Nosólo aprendemos en la pasividad, sino que aprendemos a ser pasivos. Así pues, la afirmación de Guidoni no es extrema. Hoy en la mayoría de nuestras instituciones escolares continuamos actuando como si los
estudiantes no pensaran. Una consideración semejante es válida también sobre los maestros. Podríamos preguntarnos si la concepción de maestro hecha ley en la Ley General de la Educación no es otra cosa
que la concreción del descubrimiento, también reciente, de que los maestros piensan, cuando se establece por ley su autonomía y se promueve su participación en la elaboración de los Proyectos Educativos
Institucionales y se les incentiva para que, dentro de ciertos parámetros, sean los autores de sus propios currículos.
Claro que todos, maestros o no, sabemos que los maestros siempre han pensado. Pero lo grave es que a los ojos de todos, no solamente no piensan, sino que es mucho mejor que no piensen. Y esa es la
exigencia que culturalmente se hace a aquel intermediario, aun lamentablemente necesario, entre el saber constituido y los estudiantes, entre la irreflexividad de la minoría de edad, llena de exploraciones
peligrosas, y la madurez.

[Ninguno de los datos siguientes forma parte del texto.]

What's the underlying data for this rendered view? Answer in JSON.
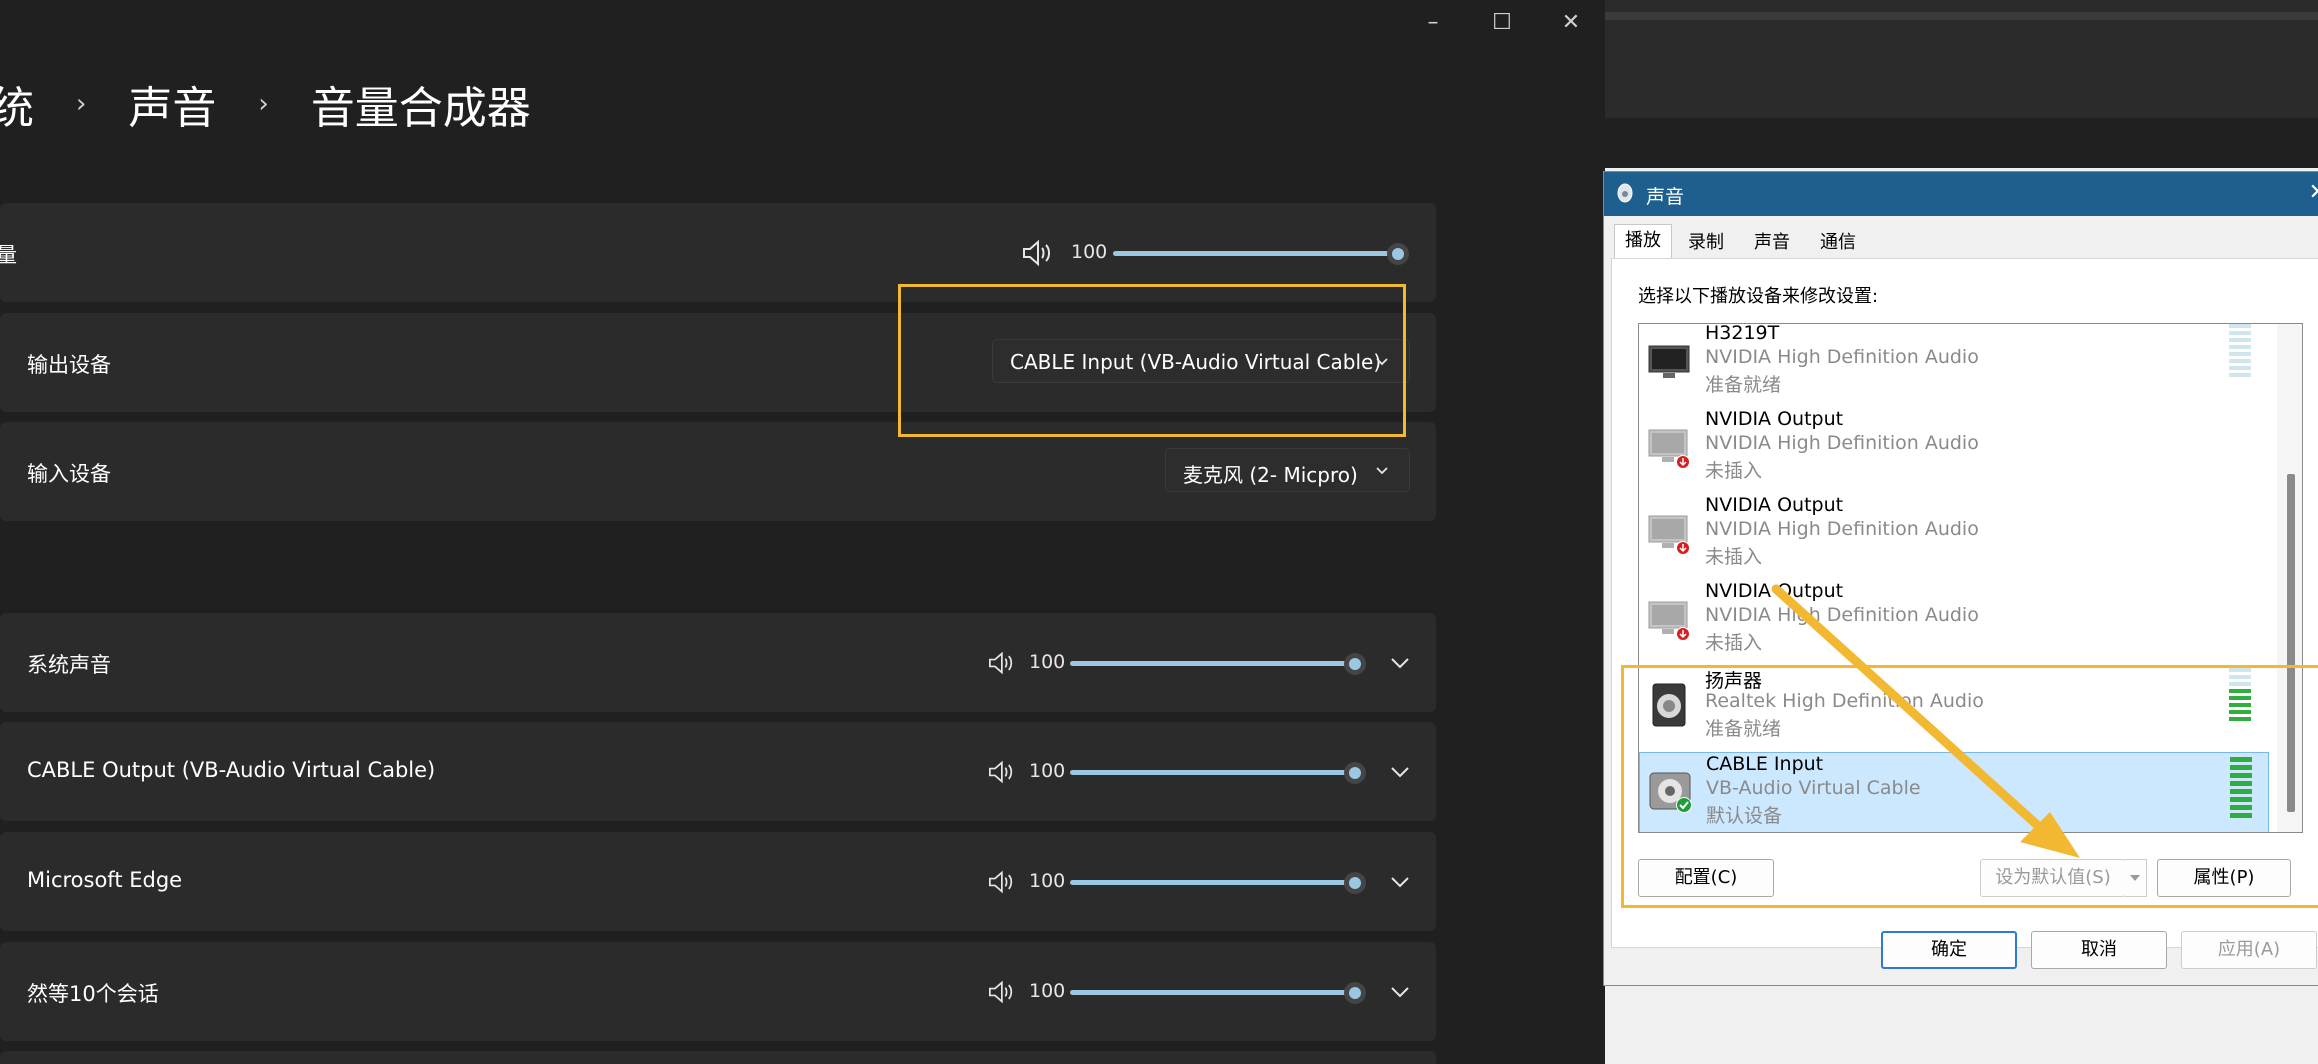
{
  "settings": {
    "breadcrumb": [
      "统",
      "声音",
      "音量合成器"
    ],
    "master": {
      "label": "量",
      "volume": "100",
      "level": 1.0
    },
    "output_device": {
      "label": "输出设备",
      "value": "CABLE Input (VB-Audio Virtual Cable)"
    },
    "input_device": {
      "label": "输入设备",
      "value": "麦克风 (2- Micpro)"
    },
    "apps": [
      {
        "name": "系统声音",
        "volume": "100",
        "level": 1.0
      },
      {
        "name": "CABLE Output (VB-Audio Virtual Cable)",
        "volume": "100",
        "level": 1.0
      },
      {
        "name": "Microsoft Edge",
        "volume": "100",
        "level": 1.0
      },
      {
        "name": "然等10个会话",
        "volume": "100",
        "level": 1.0
      }
    ],
    "accent_color": "#9bc7e3"
  },
  "sound_dialog": {
    "title": "声音",
    "tabs": [
      "播放",
      "录制",
      "声音",
      "通信"
    ],
    "active_tab": "播放",
    "instruction": "选择以下播放设备来修改设置:",
    "devices": [
      {
        "name": "H3219T",
        "desc": "NVIDIA High Definition Audio",
        "state": "准备就绪",
        "icon": "monitor-icon"
      },
      {
        "name": "NVIDIA Output",
        "desc": "NVIDIA High Definition Audio",
        "state": "未插入",
        "icon": "monitor-unplugged-icon"
      },
      {
        "name": "NVIDIA Output",
        "desc": "NVIDIA High Definition Audio",
        "state": "未插入",
        "icon": "monitor-unplugged-icon"
      },
      {
        "name": "NVIDIA Output",
        "desc": "NVIDIA High Definition Audio",
        "state": "未插入",
        "icon": "monitor-unplugged-icon"
      },
      {
        "name": "扬声器",
        "desc": "Realtek High Definition Audio",
        "state": "准备就绪",
        "icon": "speaker-icon"
      },
      {
        "name": "CABLE Input",
        "desc": "VB-Audio Virtual Cable",
        "state": "默认设备",
        "icon": "cable-default-icon",
        "selected": true
      }
    ],
    "buttons": {
      "configure": "配置(C)",
      "set_default": "设为默认值(S)",
      "properties": "属性(P)",
      "ok": "确定",
      "cancel": "取消",
      "apply": "应用(A)"
    },
    "title_color": "#1f5f8f",
    "selected_color": "#cce8ff"
  },
  "highlight_color": "#f2b832"
}
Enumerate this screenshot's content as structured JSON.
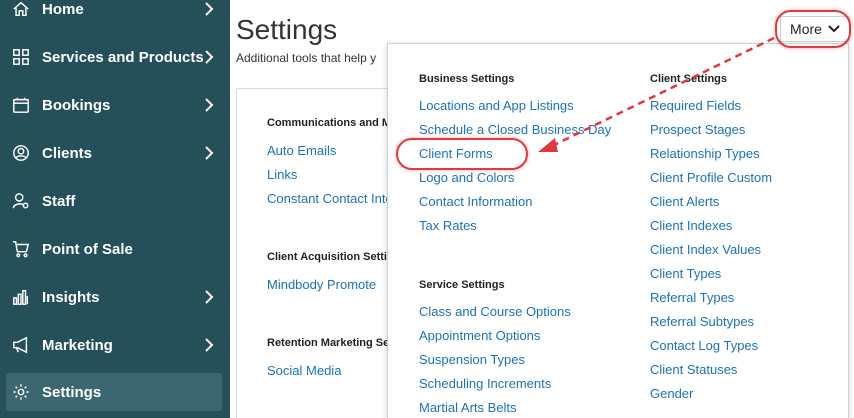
{
  "sidebar": {
    "items": [
      {
        "label": "Home",
        "icon": "home-icon"
      },
      {
        "label": "Services and Products",
        "icon": "grid-icon"
      },
      {
        "label": "Bookings",
        "icon": "calendar-icon"
      },
      {
        "label": "Clients",
        "icon": "user-circle-icon"
      },
      {
        "label": "Staff",
        "icon": "staff-icon"
      },
      {
        "label": "Point of Sale",
        "icon": "cart-icon"
      },
      {
        "label": "Insights",
        "icon": "bar-chart-icon"
      },
      {
        "label": "Marketing",
        "icon": "megaphone-icon"
      },
      {
        "label": "Settings",
        "icon": "gear-icon"
      }
    ],
    "active": "Settings",
    "colors": {
      "background": "#25505a",
      "active": "#3c6670"
    }
  },
  "main": {
    "title": "Settings",
    "subtitle": "Additional tools that help y",
    "more_label": "More",
    "sections": [
      {
        "heading": "Communications and M",
        "links": [
          "Auto Emails",
          "Links",
          "Constant Contact Inte"
        ]
      },
      {
        "heading": "Client Acquisition Setti",
        "links": [
          "Mindbody Promote"
        ]
      },
      {
        "heading": "Retention Marketing Se",
        "links": [
          "Social Media"
        ]
      }
    ]
  },
  "dropdown": {
    "business": {
      "heading": "Business Settings",
      "links": [
        "Locations and App Listings",
        "Schedule a Closed Business Day",
        "Client Forms",
        "Logo and Colors",
        "Contact Information",
        "Tax Rates"
      ]
    },
    "service": {
      "heading": "Service Settings",
      "links": [
        "Class and Course Options",
        "Appointment Options",
        "Suspension Types",
        "Scheduling Increments",
        "Martial Arts Belts"
      ]
    },
    "client": {
      "heading": "Client Settings",
      "links": [
        "Required Fields",
        "Prospect Stages",
        "Relationship Types",
        "Client Profile Custom",
        "Client Alerts",
        "Client Indexes",
        "Client Index Values",
        "Client Types",
        "Referral Types",
        "Referral Subtypes",
        "Contact Log Types",
        "Client Statuses",
        "Gender"
      ]
    },
    "colors": {
      "link": "#1a73b8",
      "annotation": "#e0393e"
    }
  }
}
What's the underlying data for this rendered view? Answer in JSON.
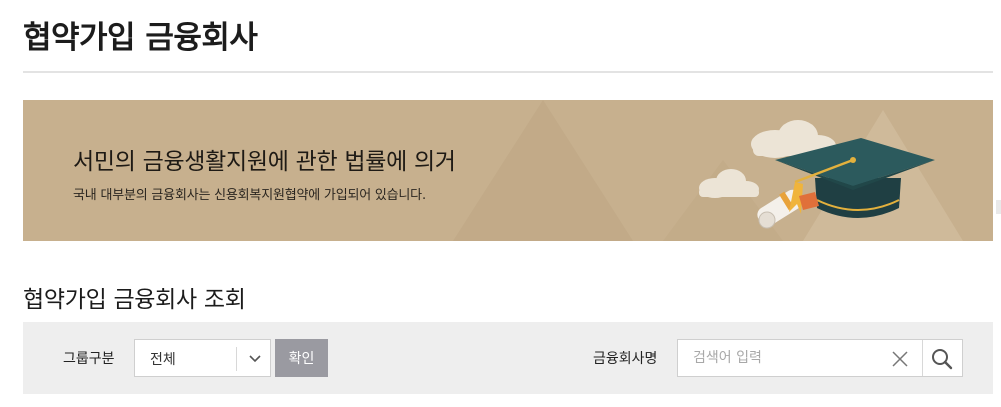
{
  "page": {
    "title": "협약가입 금융회사"
  },
  "banner": {
    "heading": "서민의 금융생활지원에 관한 법률에 의거",
    "subtext": "국내 대부분의 금융회사는 신용회복지원협약에 가입되어 있습니다.",
    "illustration": "graduation-cap-diploma-clouds",
    "background_color": "#c7b08e"
  },
  "section": {
    "title": "협약가입 금융회사 조회"
  },
  "search": {
    "group_label": "그룹구분",
    "group_selected": "전체",
    "confirm_label": "확인",
    "name_label": "금융회사명",
    "name_placeholder": "검색어 입력",
    "name_value": "",
    "clear_icon": "close-icon",
    "search_icon": "search-icon",
    "button_color": "#9a9aa1"
  }
}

Esta situación, muchas veces aceptada por los maestros, se concreta en la obediencia y la disposición para mantener por siempre en nuestra sociedad los estados de cosas en que
vivimos, y en soñar con que si logramos en nuestras escuelas mejores fuentes de información, estaremos más cercanos a las fronteras del conocimiento y entonces llenamos las aulas con ordenadores lógicos
y conexiones de internet, sin percatarnos de que tales herramientas no son ninguna garantía para salir de la pasividad ni para la producción de conocimiento.
En alguna medida las reflexiones sobre educación de los últimos veinte años han tenido estos dos motivos de discusión. Decir que los niños piensan no es un enunciado respetuoso, sino un imperativo que debería
cambiar las prácticas escolares, familiares y sociales. Decir que los maestros piensan no es un enunciado de cortesía, sino que entraña, para los maestros y para todos, una gran responsabilidad social. Los artículos que se recogen en este volumen corresponden a algunas reflexiones de los últimos quince años sobre nuestro sistema educativo, con dos elementos orientadores; por una parte, el convencimiento de que en el centro de los procesos escolares debe estar el alumno como ser pensante, como ser activo y transformador, y que la máxima contribución de la escuela es mantener siempre viva la posibilidad del pensamiento y, sobre todo, ejercida con plena confianza tanto por sus propias posibilidades como por las que se derivan de él.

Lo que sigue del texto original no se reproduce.